Hacker News new | ask | show | jobs
by ajennings 3221 days ago
Good question.

Usually we consider "aggregation functions" with a fixed number of graders, N. It has been proven that if you want an aggregation function that is:

- anonymous: all graders treated equally

- unanimous: if all graders give the same grade, then that must be the output grade

- strategy-proof: a grader who submitted a grade higher (lower) than the output grade, if given the chance to change their grade, could do nothing to raise (lower) the output grade

- strictly monotone: if all graders raise (lower) their grade, then the output grade must rise (fall)

then your aggregation function must be an "order statistic": the median (if N is odd) or some other function which always chooses the Mth highest input grade.

If you relax the last criterion to:

- weakly monotone: if all graders raise (lower) their grade, then the output grade must rise (fall) or stay the same

then your aggregation function must be "the median of the input data and N-1 fixed values". As an example of this last type of function, let's take @panic's idea that each grader has an honest evaluation between 0 and 100 but has an agent that submits a fake grade (0 or 100 usually) to pull the average toward their honest evaluation.

As I say in a descendant comment, this system will converge to the unique number, X, such that X percent of the graders want the final grade to be X or above.

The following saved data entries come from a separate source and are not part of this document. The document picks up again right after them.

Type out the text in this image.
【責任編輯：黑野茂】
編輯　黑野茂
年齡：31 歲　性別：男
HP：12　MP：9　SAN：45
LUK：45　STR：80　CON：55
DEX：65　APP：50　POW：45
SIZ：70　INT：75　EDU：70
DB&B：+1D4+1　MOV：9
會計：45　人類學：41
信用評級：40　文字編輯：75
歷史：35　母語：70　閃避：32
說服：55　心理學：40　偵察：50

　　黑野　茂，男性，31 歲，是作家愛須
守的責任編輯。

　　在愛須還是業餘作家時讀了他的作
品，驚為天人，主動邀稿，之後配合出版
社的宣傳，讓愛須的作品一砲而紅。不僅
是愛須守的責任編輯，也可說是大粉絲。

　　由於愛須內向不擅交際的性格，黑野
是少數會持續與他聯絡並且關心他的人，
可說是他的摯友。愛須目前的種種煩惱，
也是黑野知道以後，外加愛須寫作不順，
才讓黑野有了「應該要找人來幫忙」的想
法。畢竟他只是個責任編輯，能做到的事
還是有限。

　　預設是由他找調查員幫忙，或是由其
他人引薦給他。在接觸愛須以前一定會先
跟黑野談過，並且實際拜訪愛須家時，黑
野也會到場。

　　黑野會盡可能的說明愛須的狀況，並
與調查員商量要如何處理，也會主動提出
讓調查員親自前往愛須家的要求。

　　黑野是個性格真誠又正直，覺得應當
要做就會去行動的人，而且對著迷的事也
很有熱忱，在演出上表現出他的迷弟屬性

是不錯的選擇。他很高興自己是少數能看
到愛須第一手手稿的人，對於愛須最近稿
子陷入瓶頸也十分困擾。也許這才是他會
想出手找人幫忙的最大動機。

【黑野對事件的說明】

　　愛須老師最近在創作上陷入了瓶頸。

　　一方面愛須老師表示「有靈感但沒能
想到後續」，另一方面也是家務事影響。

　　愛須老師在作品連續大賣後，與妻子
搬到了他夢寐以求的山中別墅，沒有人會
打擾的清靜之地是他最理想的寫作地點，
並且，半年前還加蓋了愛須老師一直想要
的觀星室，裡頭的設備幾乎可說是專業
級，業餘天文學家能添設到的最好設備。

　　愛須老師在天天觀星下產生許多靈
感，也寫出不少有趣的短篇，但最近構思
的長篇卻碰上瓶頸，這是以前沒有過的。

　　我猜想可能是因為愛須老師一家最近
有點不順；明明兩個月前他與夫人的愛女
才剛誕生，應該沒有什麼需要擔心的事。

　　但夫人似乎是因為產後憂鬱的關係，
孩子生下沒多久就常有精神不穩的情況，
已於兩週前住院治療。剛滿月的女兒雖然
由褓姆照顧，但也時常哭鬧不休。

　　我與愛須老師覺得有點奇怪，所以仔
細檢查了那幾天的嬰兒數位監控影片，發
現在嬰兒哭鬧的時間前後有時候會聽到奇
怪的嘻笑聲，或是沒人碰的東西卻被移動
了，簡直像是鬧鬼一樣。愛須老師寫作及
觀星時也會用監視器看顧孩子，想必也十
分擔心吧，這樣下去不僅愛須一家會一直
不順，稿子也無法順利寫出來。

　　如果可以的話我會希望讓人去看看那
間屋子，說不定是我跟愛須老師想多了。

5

You noted that this whole system (the average and the agents) is strategy-proof, so each grader should be honest with their agent. We might as well pull the agents into the system and say, "submit your honest evaluation and we'll calculate X, the unique number such that X percent of the graders want the final grade to be X or above."

This is an aggregation function. It is anonymous, unanimous, strategy-proof, and weakly monotone. I call it the "linear median" in my PhD thesis. Rob LeGrand called it "AAR DSV" in his thesis. We've been calling it the "chiastic median" more recently. It has some interesting properties. Considered in the context of "the median of the input data and N-1 fixed values", with 100 graders, the 99 fixed values are 1,2,...,99, and this function always returns the median of the input data with these 99 fixed values. (No matter how many graders there are, the fixed values will equally divide the number line between 0 and 100.)

You can see chapters 5-8 of my PhD dissertation for more info: http://ajennings.net/dissertation.pdf

Now, you're thinking about how the grade changes when a new vote is added, so we're really talking about a family of aggregation functions, one for each possible number of graders. We want each one to be strategy-proof in itself, but we also need to consider how they relate to each other.

Do you want strict monotonicity or weak? (I find strict monotonicity too restrictive, myself.) If you say "strict", then for each N you need to choose which order statistic you want. If you say "weak", then for each N you need to choose N-1 fixed values and you'll always take the median of the input data and the appropriate array of fixed values.

In my thesis (section 7.2) I talk about how you can create a "grading function" to unify a family of aggregation functions, but I don't think that's a perfect fit since we want to somehow "punish" subjects that don't have very many grades (that's what the OP is about). Do we want to pull them towards 0, or pull them towards some global neutral value (like 3 out of 5)?